Over the last week or so, I’ve been moving my writing/art workspace from the back room to the ‘front room’ which we never really used much. We got rid of the big, heavv lounge suite, and it’s amazing how much room that has freed up.

I’m looking forward to combining my writing with watching the wattle birds and honeyeaters hanging upside-down in the grevillea to reach the flowers, while magpies sing on the power wires until the willie wagtails gang up to shoo them and the crows away.

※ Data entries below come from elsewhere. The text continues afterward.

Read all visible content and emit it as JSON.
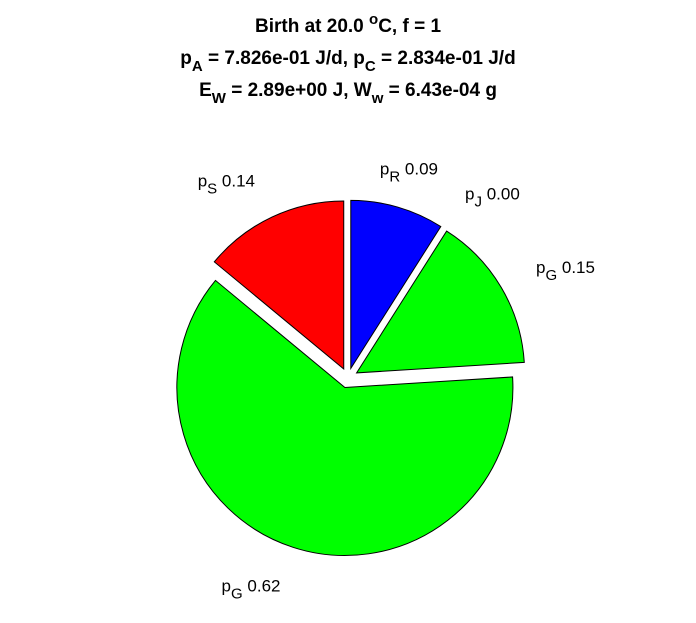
{
  "chart_data": {
    "type": "pie",
    "title_lines": [
      [
        {
          "text": "Birth at 20.0 "
        },
        {
          "text": "o",
          "sup": true
        },
        {
          "text": "C, f = 1"
        }
      ],
      [
        {
          "text": "p"
        },
        {
          "text": "A",
          "sub": true
        },
        {
          "text": " = 7.826e-01 J/d, p"
        },
        {
          "text": "C",
          "sub": true
        },
        {
          "text": " = 2.834e-01 J/d"
        }
      ],
      [
        {
          "text": "E"
        },
        {
          "text": "W",
          "sub": true
        },
        {
          "text": " = 2.89e+00 J, W"
        },
        {
          "text": "w",
          "sub": true
        },
        {
          "text": " = 6.43e-04 g"
        }
      ]
    ],
    "categories": [
      {
        "symbol": "p",
        "subscript": "R"
      },
      {
        "symbol": "p",
        "subscript": "J"
      },
      {
        "symbol": "p",
        "subscript": "G"
      },
      {
        "symbol": "p",
        "subscript": "G"
      },
      {
        "symbol": "p",
        "subscript": "S"
      }
    ],
    "values": [
      0.09,
      0,
      0.15,
      0.62,
      0.14
    ],
    "value_labels": [
      "0.09",
      "0.00",
      "0.15",
      "0.62",
      "0.14"
    ],
    "colors": [
      "#0000ff",
      "#00ffff",
      "#00ff00",
      "#00ff00",
      "#ff0000"
    ],
    "exploded": true
  }
}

Talking of crows, there seem to be a lot more of them than previously. Twenty of them, what can be best described as ‘a murder of crows’, congregated on a neighbour’s lawn yesterday afternoon, and my morning walk was accompanied by a loud cacophony of ‘caw, caw, caws’ a sound that brings fond memories of walking to school along sandy short cuts through the bush. But how many crows is too many? The trouble is they have adapted to living in our throw-away society, and can always find bins overflowing with plastic-bagged food scraps, to tear open and spread around.
We have a lot of birds around where we live, unusual for a suburban area. Probably because we still have plenty of trees. Sadly, however the tall trees that used to attract the red-tailed black cockatoos to our little park have been cut down, but it is good to know that the cockies are still around. Some flew over the other day.
Of course, that’s the trouble, while we happily remove the habitat of birds like them, more enterprising creatures like crows, ibis and seagulls can live off our mess. Then when they breed up, we get calls to cull them. Though crows have always had rather a bad reputation, I like to see the ibis wandering around busily aerating our front lawn and think those of us who have lived near the ocean will always have a soft spot for seagulls. I’m still trying to get the ones in this painting right.